I called her yesterday for her birthday. I wasn’t sure which number to use since they weren’t labeled so I used the one that seemed like a cell. She hated her phone and had it off most of the time so even though I had the number, we mostly spoke via IM and email. I got her voicemail and couldn’t figure out what it said so I freaked out and hung up! J I ended up writing her on Facebook and telling her to let me know what she was doing for her birthday so I could come out. Looking back on it, I’d noticed the pictures of her that people were suddenly posting. I think I even caught one of her photo surrounded by flowers and candles. But, I was on my phone and didn’t really make any connection. So, I naively wrote an email that she likely never saw. I never got to speak with her and hear her laugh and her oddly “always high” voice inflection. It was endearing and made her all the more pixieish.

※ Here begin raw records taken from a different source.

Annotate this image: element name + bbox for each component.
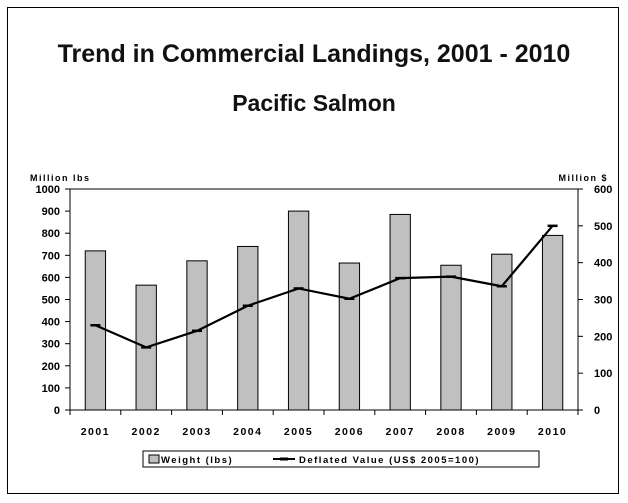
- bar: [389, 213, 411, 411]
- bar: [440, 264, 462, 411]
- x-tick-label: 2010: [538, 426, 567, 438]
- y-right-tick-label: 600: [594, 184, 612, 196]
- y-left-tick-label: 800: [42, 228, 60, 240]
- y-left-axis-label: Million lbs: [30, 173, 91, 183]
- y-right-tick-label: 400: [594, 258, 612, 270]
- y-left-tick-label: 600: [42, 272, 60, 284]
- x-tick-label: 2005: [284, 426, 313, 438]
- bar: [491, 253, 513, 411]
- y-left-tick-label: 100: [42, 383, 60, 395]
- y-right-tick-label: 500: [594, 221, 612, 233]
- legend-label-weight: Weight (lbs): [161, 455, 233, 466]
- bar: [338, 262, 361, 411]
- value-line: [94, 225, 554, 349]
- x-tick-label: 2008: [436, 426, 465, 438]
- x-tick-label: 2003: [182, 426, 211, 438]
- bar: [541, 234, 564, 411]
- y-right-axis-label: Million $: [559, 173, 609, 183]
- bar: [237, 245, 259, 411]
- legend-bar-swatch: [148, 454, 160, 464]
- y-right-tick-label: 0: [594, 405, 600, 417]
- y-left-tick-label: 400: [42, 317, 60, 329]
- bar: [84, 250, 107, 411]
- y-left-tick-label: 0: [54, 405, 60, 417]
- y-left-tick-label: 700: [42, 250, 60, 262]
- y-right-tick-label: 300: [594, 295, 612, 307]
- x-tick-label: 2006: [335, 426, 364, 438]
- x-tick-label: 2007: [386, 426, 415, 438]
- legend-label-value: Deflated Value (US$ 2005=100): [299, 455, 480, 466]
- legend-box: [142, 450, 540, 468]
- x-tick-label: 2001: [81, 426, 110, 438]
- y-left-tick-label: 500: [42, 295, 60, 307]
- y-left-tick-label: 1000: [36, 184, 60, 196]
- y-left-tick-label: 900: [42, 206, 60, 218]
- chart-title: Trend in Commercial Landings, 2001 - 201…: [57, 40, 571, 68]
- x-tick-label: 2009: [487, 426, 516, 438]
- chart-subtitle: Pacific Salmon: [232, 90, 396, 116]
- bar: [186, 260, 208, 411]
- y-left-tick-label: 200: [42, 361, 60, 373]
- chart-frame: [7, 7, 619, 494]
- y-right-tick-label: 200: [594, 331, 612, 343]
- y-right-tick-label: 100: [594, 368, 612, 380]
- x-tick-label: 2002: [132, 426, 161, 438]
- bar: [287, 210, 310, 411]
- y-left-tick-label: 300: [42, 339, 60, 351]
- x-tick-label: 2004: [233, 426, 262, 438]
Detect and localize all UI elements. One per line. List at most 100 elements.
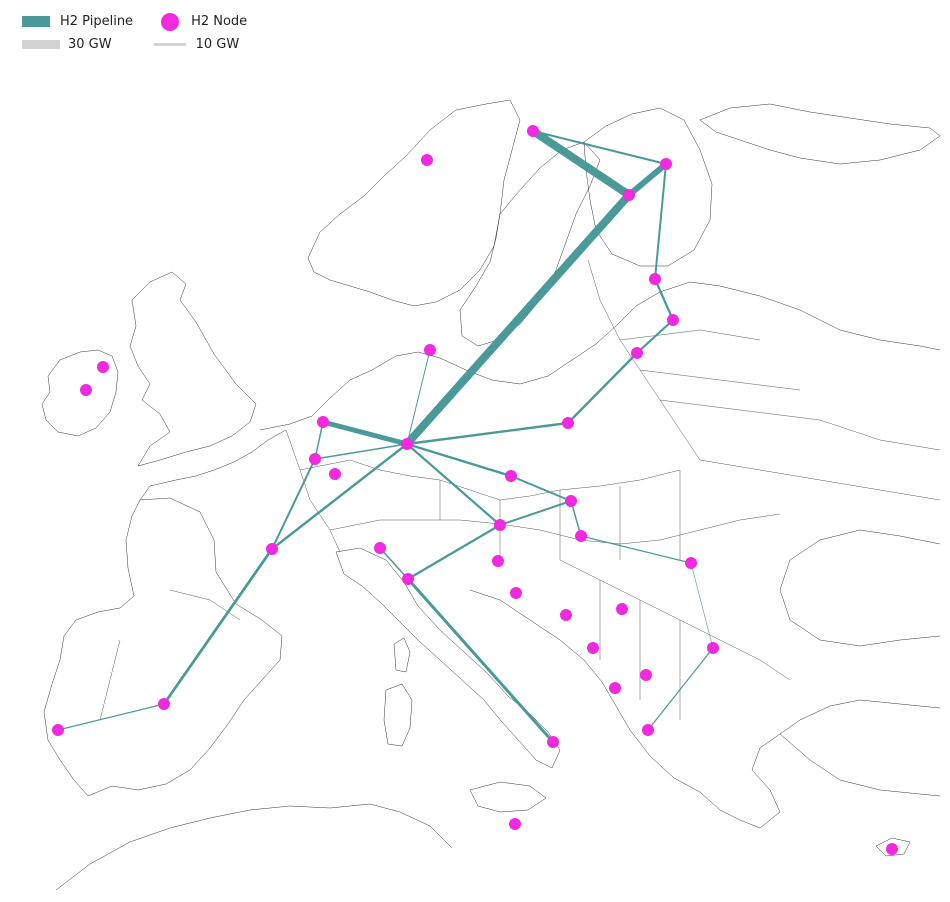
pipeline-segment [636,319,674,354]
h2-node [685,557,697,569]
coast-kola [699,103,941,165]
pipeline-segment [499,500,572,526]
h2-node [560,609,572,621]
coast-ireland [41,349,119,437]
pipeline-segment [627,161,668,198]
h2-node [505,470,517,482]
pipeline-segment [314,421,324,460]
pipeline-segment [570,500,582,537]
pipeline-segment [271,443,408,550]
h2-node [52,724,64,736]
h2-node [631,347,643,359]
pipeline-segment [653,278,675,321]
h2-node [562,417,574,429]
h2-node [266,543,278,555]
pipeline-segment [379,547,409,580]
pipeline-segment [654,163,667,280]
pipelines [57,127,714,743]
scale-10-swatch [153,43,186,46]
h2-node [492,555,504,567]
h2-node [401,438,413,450]
pipeline-segment [406,442,512,478]
coast-finland [583,107,713,267]
coast-sicily [469,781,547,813]
h2-node [660,158,672,170]
h2-node [97,361,109,373]
h2-node [80,384,92,396]
pipeline-segment [404,192,632,447]
coast-black-sea [779,529,941,647]
h2-node [667,314,679,326]
pipeline-segment [406,443,501,526]
pipeline-segment [162,548,274,705]
scale-30-swatch [22,40,60,49]
h2-node [707,642,719,654]
coast-continent [259,281,941,431]
h2-node [424,344,436,356]
legend-node-label: H2 Node [191,14,248,29]
h2-node [575,530,587,542]
nodes [52,125,898,855]
h2-node [421,154,433,166]
pipeline-segment [406,421,569,446]
country-borders [99,259,941,721]
legend: H2 Pipeline H2 Node 30 GW 10 GW [22,10,269,56]
h2-node [649,273,661,285]
pipeline-segment [406,349,431,445]
legend-scale-30: 30 GW [22,37,112,52]
coast-corsica [393,637,411,673]
pipeline-segment [580,535,692,564]
h2-node [510,587,522,599]
h2-node [374,542,386,554]
legend-scale-10: 10 GW [134,37,240,52]
coast-cyprus [875,837,911,857]
coast-italy [335,547,561,769]
h2-node [494,519,506,531]
node-swatch [161,12,180,31]
h2-node [886,843,898,855]
legend-pipeline-label: H2 Pipeline [60,14,134,29]
pipeline-segment [510,475,572,502]
pipeline-segment [271,458,316,550]
coast-sardinia [383,683,413,747]
coast-iberia [43,497,283,797]
legend-scale-10-label: 10 GW [195,37,240,52]
coast-sweden [459,141,601,347]
legend-scale-30-label: 30 GW [68,37,112,52]
pipeline-segment [322,419,408,447]
h2-node [509,818,521,830]
h2-node [609,682,621,694]
h2-node [527,125,539,137]
coast-norway [307,99,521,307]
h2-node [642,724,654,736]
coast-france [139,429,287,501]
h2-node [587,642,599,654]
pipeline-segment [647,647,714,731]
coast-great-britain [129,271,257,467]
pipeline-segment [567,352,638,424]
basemap [41,99,941,891]
h2-node [309,453,321,465]
h2-node [547,736,559,748]
h2-node [565,495,577,507]
h2-node [616,603,628,615]
h2-node [329,468,341,480]
coast-north-africa [55,803,453,891]
pipeline-segment [406,578,555,743]
legend-pipeline: H2 Pipeline [22,14,133,29]
h2-node [317,416,329,428]
legend-node: H2 Node [155,12,248,31]
h2-node [158,698,170,710]
h2-node [640,669,652,681]
h2-node [623,189,635,201]
pipeline-swatch [22,16,50,27]
coast-balkans [469,589,941,829]
pipeline-segment [314,443,408,460]
h2-node [402,573,414,585]
pipeline-segment [407,524,501,580]
coast-anatolia [779,733,941,797]
pipeline-segment [532,130,667,165]
pipeline-segment [57,703,165,731]
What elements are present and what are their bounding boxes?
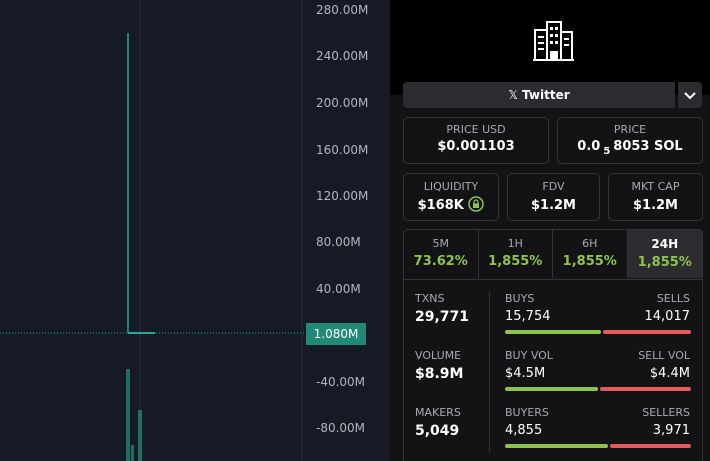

I can’t pretend to know what Sascha is going through. Or, what her family is going through. Parents should never have to bury a child. They should definitely never have to bury one as full of life as she was. I always wonder about the people whose tombstones that have the same born and died dates. It pains me to now know that I can make a personal connection to that. Claire, I miss you. We all do. You were the brightest, happiest person I may have ever met. The world is a darker place now that your smile is no longer shining. I’m sorry this happened to you but I hope you’re at peace and sharing your smile with all that came before you. If you run into Kingyatta, say hi to him for me! Love ya, Claire Bear.
some dogs who sleep At night
must dream of bones
and I remember your bones
in that dark green dress
and those high-heeled bright
you always cursed when you drank,
your hair coming down you
wanted to explode out of
what was holding you:
rotten memories of a
you finally got
leaving me with the
you’ve been dead
yet I remember you
better than any of
you were the only one
the futility of the
all the others were only
Jane, you were
knowing too much.
here’s a drink
to your bones
- Eulogy To A Hell Of A Dame, Charles Bukowski
Oh, well, I didn’t know that today was his birthday. So, happy birthday, sir.